Department of Human Pharmacology and Toxicology, Faculty of Pharmacy, University of Veterinary and Pharmaceutical Sciences Brno, Palackeho 1/3, 612 42 Brno, Czech Republic.
Dig Dis Sci. 2012 Sep;57(9):2394-401. doi: 10.1007/s10620-012-2163-y. Epub 2012 Apr 26.
Approximately 10-28 % of patients experience adverse drug reactions related to treatment with thiopurines. The most serious reaction is myelosuppression, typically manifested as leucopenia, which occurs in approximately 2-5 % of patients. Other adverse drug reactions that often accompany thiopurine therapy are pancreatitis, hepatotoxicity, allergic reactions, digestive intolerance, arthralgia, febrile conditions, and rash.
The objective of this study was to assess the relationship between variant alleles of thiopurine S-methyltransferase (SNPs 238G > C, 460G > A and 719A > G), inosine triphosphate diphosphatase (SNPs 94C > A and IVS2 + 21A > C), and xanthine dehydrogenase (837C > T) and the occurrence of adverse drug reactions to azathioprine therapy.
Genotype was determined for 188 Caucasians diagnosed with inflammatory bowel disease treated with a standard dose of azathioprine (1.4-2.0 mg/kg/day). Allelic variants were determined by PCR-REA and real-time PCR methods. Results were statistically evaluated by use of Fisher's test and by odds ratio calculation.
Variant genotype thiopurine S-methyltransferase predisposes to development of leucopenia (P = 0.003, OR = 5, CI 95 %, 1.8058-13.8444). Although not statistically significant, we observed a trend that suggested correlation between the occurrence of digestive intolerance and the variant genotype inosine triphosphate diphosphatase (P = 0.1102; OR 15.63, CI 95 %, 1.162-210.1094), and between the occurrence of pancreatitis and the variant allele xanthine dehydrogenase 837T (P = 0.1124; OR 12,1, CI 95 %, 1.15-126.37).
The variant genotype thiopurine S-methyltransferase has been associated with the occurrence of leucopenia. The involvement of polymorphisms in inosine triphosphate diphosphatase and xanthine dehydrogenase genes in the development of digestive intolerance and pancreatitis will require further verification.
约 10-28%的患者在使用硫嘌呤类药物治疗时会出现药物不良反应。最严重的反应是骨髓抑制,通常表现为白细胞减少,约发生在 2-5%的患者中。硫嘌呤类药物治疗常伴随的其他不良反应包括胰腺炎、肝毒性、过敏反应、消化不耐受、关节痛、发热和皮疹。

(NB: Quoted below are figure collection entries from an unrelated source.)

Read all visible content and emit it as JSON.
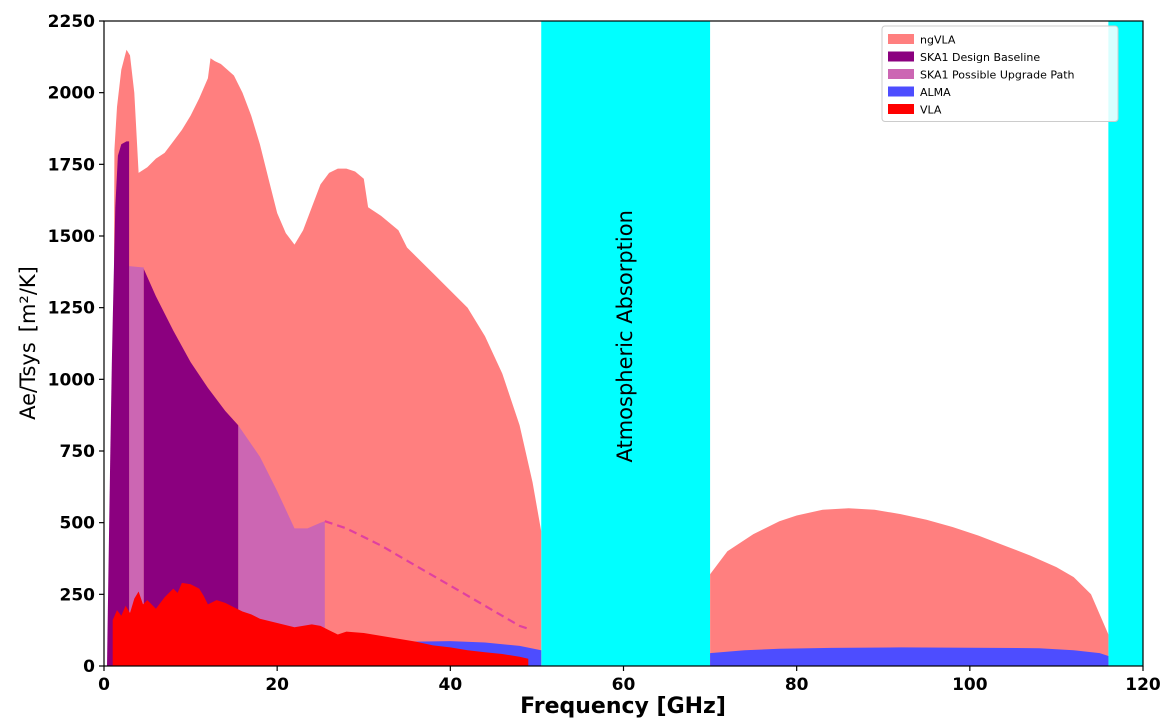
{
  "chart_data": {
    "type": "area",
    "title": "",
    "xlabel": "Frequency [GHz]",
    "ylabel": "Ae/Tsys",
    "ylabel_unit": "[m²/K]",
    "xlim": [
      0,
      120
    ],
    "ylim": [
      0,
      2250
    ],
    "x_ticks": [
      0,
      20,
      40,
      60,
      80,
      100,
      120
    ],
    "y_ticks": [
      0,
      250,
      500,
      750,
      1000,
      1250,
      1500,
      1750,
      2000,
      2250
    ],
    "grid": false,
    "legend_position": "top-right",
    "annotations": [
      {
        "text": "Atmospheric Absorption",
        "x": 61,
        "y": 1150,
        "rotation": -90
      }
    ],
    "bands": [
      {
        "name": "atmospheric-absorption",
        "x0": 50.5,
        "x1": 70,
        "color": "#00ffff"
      },
      {
        "name": "atmospheric-absorption-high",
        "x0": 116,
        "x1": 120,
        "color": "#00ffff"
      }
    ],
    "series": [
      {
        "name": "ngVLA",
        "color": "#ff7f7f",
        "segments": [
          [
            [
              1,
              0
            ],
            [
              1.2,
              1800
            ],
            [
              1.5,
              1950
            ],
            [
              2,
              2080
            ],
            [
              2.6,
              2150
            ],
            [
              3,
              2130
            ],
            [
              3.5,
              2000
            ],
            [
              4,
              1720
            ],
            [
              5,
              1740
            ],
            [
              6,
              1770
            ],
            [
              7,
              1790
            ],
            [
              8,
              1830
            ],
            [
              9,
              1870
            ],
            [
              10,
              1920
            ],
            [
              11,
              1980
            ],
            [
              12,
              2050
            ],
            [
              12.3,
              2120
            ],
            [
              12.8,
              2110
            ],
            [
              13.5,
              2100
            ],
            [
              15,
              2060
            ],
            [
              16,
              2000
            ],
            [
              17,
              1920
            ],
            [
              18,
              1820
            ],
            [
              19,
              1700
            ],
            [
              20,
              1580
            ],
            [
              21,
              1510
            ],
            [
              22,
              1470
            ],
            [
              23,
              1520
            ],
            [
              24,
              1600
            ],
            [
              25,
              1680
            ],
            [
              26,
              1720
            ],
            [
              27,
              1735
            ],
            [
              28,
              1735
            ],
            [
              29,
              1725
            ],
            [
              30,
              1700
            ],
            [
              30.5,
              1600
            ],
            [
              32,
              1570
            ],
            [
              34,
              1520
            ],
            [
              35,
              1460
            ],
            [
              36,
              1430
            ],
            [
              38,
              1370
            ],
            [
              40,
              1310
            ],
            [
              42,
              1250
            ],
            [
              44,
              1150
            ],
            [
              46,
              1020
            ],
            [
              48,
              840
            ],
            [
              49.5,
              640
            ],
            [
              50.5,
              470
            ],
            [
              50.5,
              0
            ]
          ],
          [
            [
              70,
              0
            ],
            [
              70,
              320
            ],
            [
              72,
              400
            ],
            [
              75,
              460
            ],
            [
              78,
              505
            ],
            [
              80,
              525
            ],
            [
              83,
              545
            ],
            [
              86,
              550
            ],
            [
              89,
              545
            ],
            [
              92,
              530
            ],
            [
              95,
              510
            ],
            [
              98,
              485
            ],
            [
              101,
              455
            ],
            [
              104,
              420
            ],
            [
              107,
              385
            ],
            [
              110,
              345
            ],
            [
              112,
              310
            ],
            [
              114,
              250
            ],
            [
              115,
              180
            ],
            [
              116,
              110
            ],
            [
              116,
              0
            ]
          ]
        ]
      },
      {
        "name": "SKA1 Possible Upgrade Path",
        "color": "#cc66b3",
        "segments": [
          [
            [
              2.9,
              0
            ],
            [
              2.9,
              1395
            ],
            [
              4.6,
              1390
            ],
            [
              4.6,
              0
            ]
          ],
          [
            [
              15.5,
              0
            ],
            [
              15.5,
              840
            ],
            [
              18,
              730
            ],
            [
              20,
              610
            ],
            [
              22,
              480
            ],
            [
              23.5,
              480
            ],
            [
              25,
              500
            ],
            [
              25.5,
              505
            ],
            [
              25.5,
              0
            ]
          ]
        ]
      },
      {
        "name": "SKA1 Design Baseline",
        "color": "#8b007f",
        "segments": [
          [
            [
              0.35,
              0
            ],
            [
              0.5,
              300
            ],
            [
              0.7,
              700
            ],
            [
              0.9,
              1050
            ],
            [
              1.0,
              1200
            ],
            [
              1.3,
              1600
            ],
            [
              1.6,
              1780
            ],
            [
              2,
              1820
            ],
            [
              2.6,
              1830
            ],
            [
              2.9,
              1830
            ],
            [
              2.9,
              0
            ]
          ],
          [
            [
              4.6,
              0
            ],
            [
              4.6,
              1385
            ],
            [
              6,
              1290
            ],
            [
              8,
              1170
            ],
            [
              10,
              1060
            ],
            [
              12,
              970
            ],
            [
              14,
              890
            ],
            [
              15.5,
              840
            ],
            [
              15.5,
              0
            ]
          ]
        ]
      },
      {
        "name": "ALMA",
        "color": "#4d4dff",
        "segments": [
          [
            [
              28,
              0
            ],
            [
              28,
              60
            ],
            [
              32,
              75
            ],
            [
              36,
              85
            ],
            [
              40,
              87
            ],
            [
              44,
              82
            ],
            [
              48,
              70
            ],
            [
              50.5,
              55
            ],
            [
              50.5,
              0
            ]
          ],
          [
            [
              70,
              0
            ],
            [
              70,
              45
            ],
            [
              74,
              55
            ],
            [
              78,
              60
            ],
            [
              84,
              63
            ],
            [
              92,
              65
            ],
            [
              100,
              64
            ],
            [
              108,
              62
            ],
            [
              112,
              55
            ],
            [
              115,
              45
            ],
            [
              116,
              35
            ],
            [
              116,
              0
            ]
          ]
        ]
      },
      {
        "name": "VLA",
        "color": "#ff0000",
        "segments": [
          [
            [
              1,
              0
            ],
            [
              1,
              160
            ],
            [
              1.5,
              195
            ],
            [
              2,
              175
            ],
            [
              2.5,
              210
            ],
            [
              3,
              185
            ],
            [
              3.5,
              235
            ],
            [
              4,
              260
            ],
            [
              4.5,
              215
            ],
            [
              5,
              230
            ],
            [
              6,
              200
            ],
            [
              7,
              240
            ],
            [
              8,
              270
            ],
            [
              8.5,
              255
            ],
            [
              9,
              290
            ],
            [
              10,
              285
            ],
            [
              11,
              270
            ],
            [
              11.5,
              245
            ],
            [
              12,
              215
            ],
            [
              13,
              230
            ],
            [
              14,
              220
            ],
            [
              15,
              205
            ],
            [
              16,
              190
            ],
            [
              17,
              180
            ],
            [
              18,
              165
            ],
            [
              20,
              150
            ],
            [
              22,
              135
            ],
            [
              24,
              145
            ],
            [
              25,
              140
            ],
            [
              26,
              125
            ],
            [
              27,
              110
            ],
            [
              28,
              120
            ],
            [
              30,
              115
            ],
            [
              32,
              105
            ],
            [
              34,
              95
            ],
            [
              36,
              85
            ],
            [
              38,
              72
            ],
            [
              40,
              65
            ],
            [
              42,
              55
            ],
            [
              44,
              48
            ],
            [
              46,
              42
            ],
            [
              48,
              32
            ],
            [
              49,
              25
            ],
            [
              49,
              0
            ]
          ]
        ]
      }
    ],
    "dashed_lines": [
      {
        "name": "SKA1 Possible Upgrade Path extrapolation",
        "color": "#e040a0",
        "points": [
          [
            25.5,
            505
          ],
          [
            28,
            480
          ],
          [
            32,
            420
          ],
          [
            36,
            350
          ],
          [
            40,
            280
          ],
          [
            44,
            210
          ],
          [
            48,
            140
          ],
          [
            49,
            130
          ]
        ]
      }
    ],
    "legend": [
      {
        "label": "ngVLA",
        "color": "#ff7f7f"
      },
      {
        "label": "SKA1 Design Baseline",
        "color": "#8b007f"
      },
      {
        "label": "SKA1 Possible Upgrade Path",
        "color": "#cc66b3"
      },
      {
        "label": "ALMA",
        "color": "#4d4dff"
      },
      {
        "label": "VLA",
        "color": "#ff0000"
      }
    ]
  }
}
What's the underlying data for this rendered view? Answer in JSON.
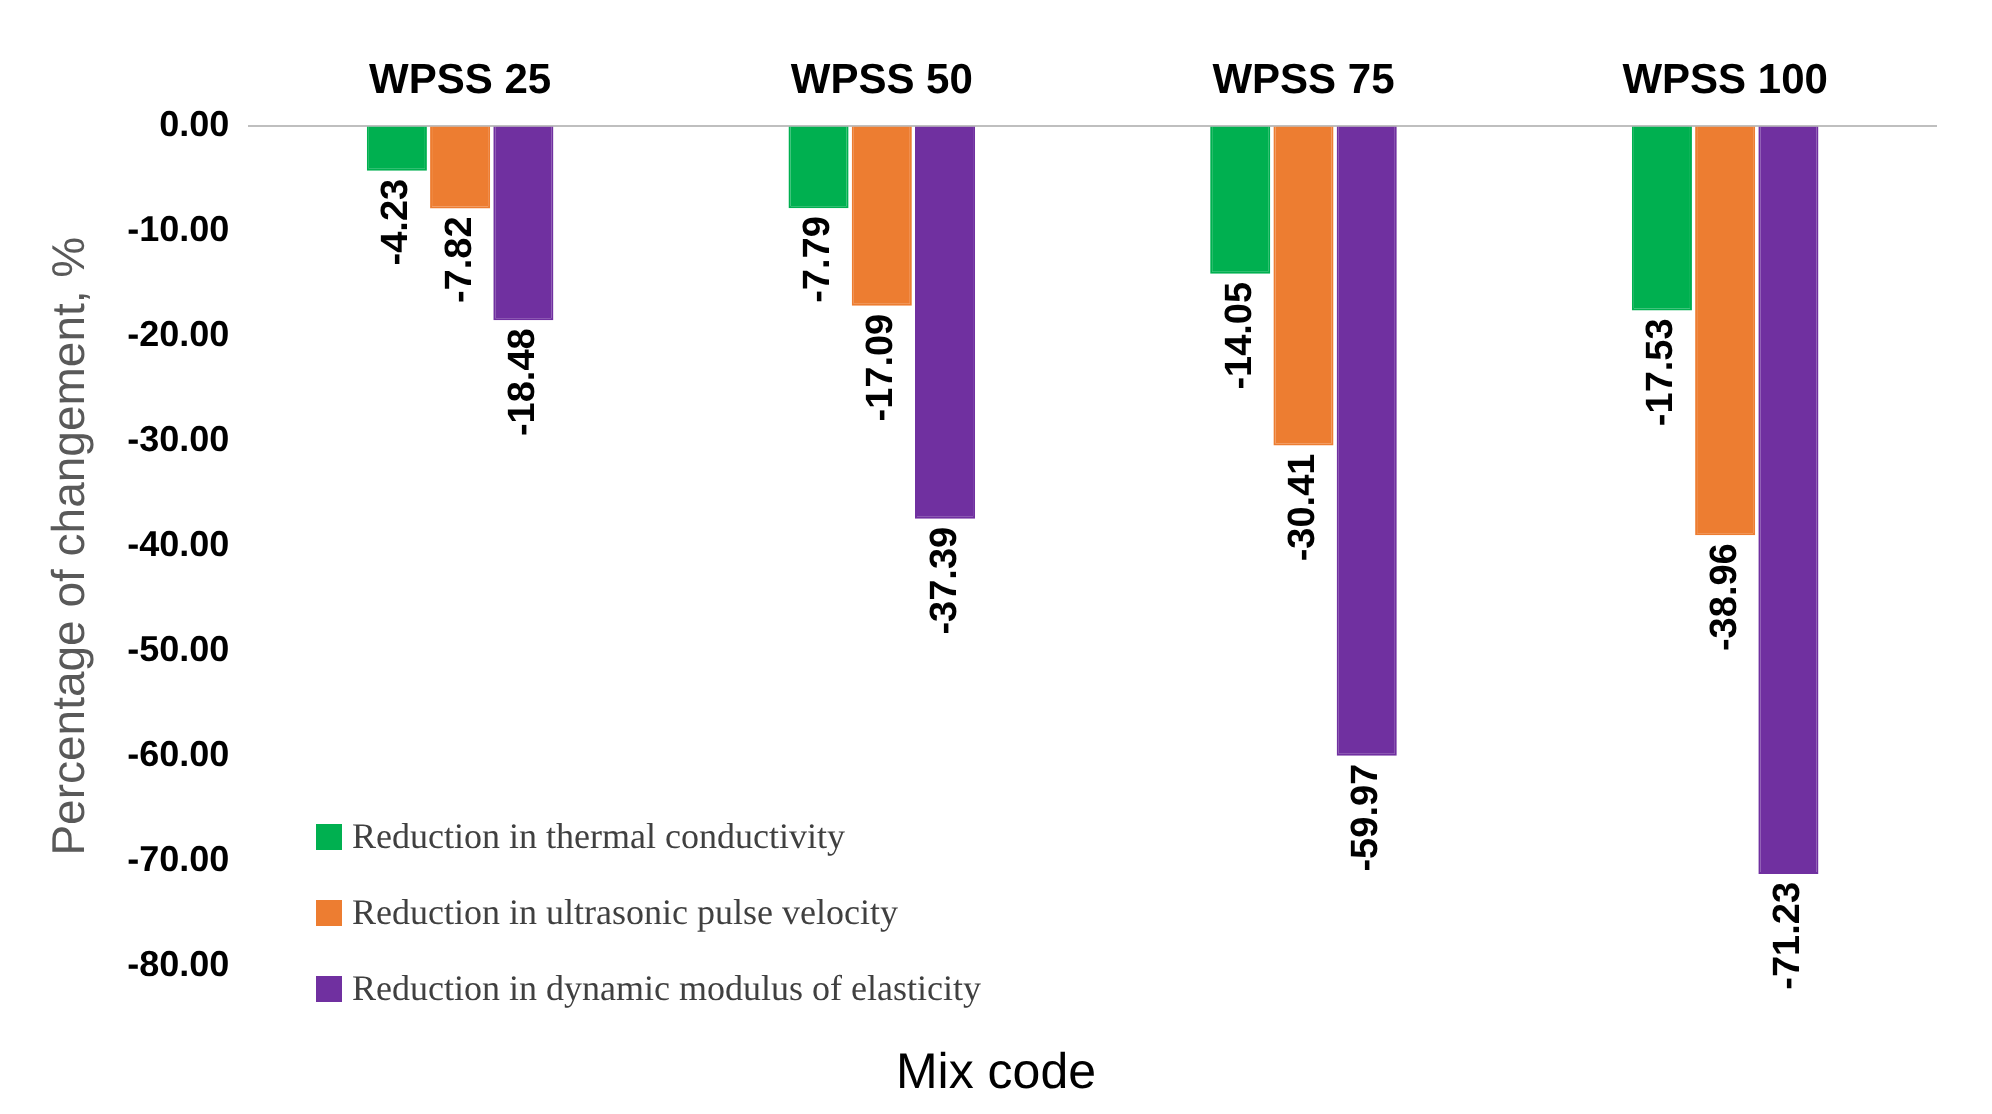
{
  "chart_data": {
    "type": "bar",
    "xlabel": "Mix code",
    "ylabel": "Percentage of changement, %",
    "categories": [
      "WPSS 25",
      "WPSS 50",
      "WPSS 75",
      "WPSS 100"
    ],
    "series": [
      {
        "name": "Reduction in thermal conductivity",
        "color": "#00b050",
        "values": [
          -4.23,
          -7.79,
          -14.05,
          -17.53
        ]
      },
      {
        "name": "Reduction in ultrasonic pulse velocity",
        "color": "#ed7d31",
        "values": [
          -7.82,
          -17.09,
          -30.41,
          -38.96
        ]
      },
      {
        "name": "Reduction in dynamic modulus of elasticity",
        "color": "#7030a0",
        "values": [
          -18.48,
          -37.39,
          -59.97,
          -71.23
        ]
      }
    ],
    "ylim": [
      -80,
      0
    ],
    "yticks": [
      {
        "value": 0,
        "label": "0.00"
      },
      {
        "value": -10,
        "label": "-10.00"
      },
      {
        "value": -20,
        "label": "-20.00"
      },
      {
        "value": -30,
        "label": "-30.00"
      },
      {
        "value": -40,
        "label": "-40.00"
      },
      {
        "value": -50,
        "label": "-50.00"
      },
      {
        "value": -60,
        "label": "-60.00"
      },
      {
        "value": -70,
        "label": "-70.00"
      },
      {
        "value": -80,
        "label": "-80.00"
      }
    ],
    "grid": false,
    "legend": "bottom left",
    "data_labels": true
  }
}
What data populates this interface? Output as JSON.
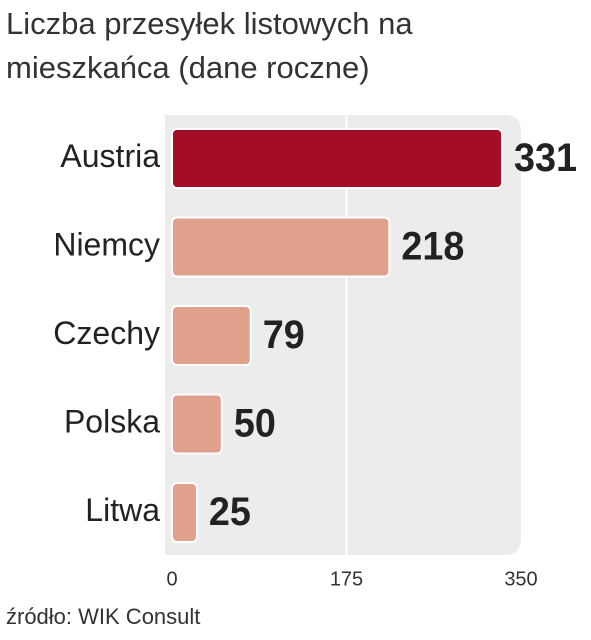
{
  "chart_data": {
    "type": "bar",
    "orientation": "horizontal",
    "title": "Liczba przesyłek listowych na mieszkańca (dane roczne)",
    "categories": [
      "Austria",
      "Niemcy",
      "Czechy",
      "Polska",
      "Litwa"
    ],
    "values": [
      331,
      218,
      79,
      50,
      25
    ],
    "colors": [
      "#a30d26",
      "#dfa08c",
      "#dfa08c",
      "#dfa08c",
      "#dfa08c"
    ],
    "xlim": [
      0,
      350
    ],
    "xticks": [
      0,
      175,
      350
    ],
    "grid": true,
    "source": "źródło: WIK Consult"
  }
}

本研究旨在评估硫嘌呤 S-甲基转移酶(SNP 238G>C、460G>A 和 719A>G)、肌苷三磷酸二磷酸酶(SNP 94C>A 和 IVS2+21A>C)和黄嘌呤脱氢酶(837C>T)的变异等位基因与巯基嘌呤治疗药物不良反应的关系。
对 188 名诊断为炎症性肠病的高加索白人患者进行了研究,这些患者接受了标准剂量的巯基嘌呤(1.4-2.0mg/kg/天)治疗。通过 PCR-REA 和实时 PCR 方法确定等位基因变异。采用 Fisher 检验和比值比计算对结果进行统计学评估。
变异型硫嘌呤 S-甲基转移酶基因易导致白细胞减少(P=0.003,OR=5,95%CI,1.8058-13.8444)。虽然没有统计学意义,但我们观察到一种趋势,表明肌苷三磷酸二磷酸酶的变异基因型与消化不耐受的发生之间存在相关性(P=0.1102;OR 15.63,95%CI,1.162-210.1094),黄嘌呤脱氢酶 837T 等位基因与胰腺炎的发生之间也存在相关性(P=0.1124;OR 12.1,95%CI,1.15-126.37)。
变异型硫嘌呤 S-甲基转移酶基因与白细胞减少的发生有关。肌苷三磷酸二磷酸酶和黄嘌呤脱氢酶基因多态性在消化不耐受和胰腺炎的发生中的作用需要进一步验证。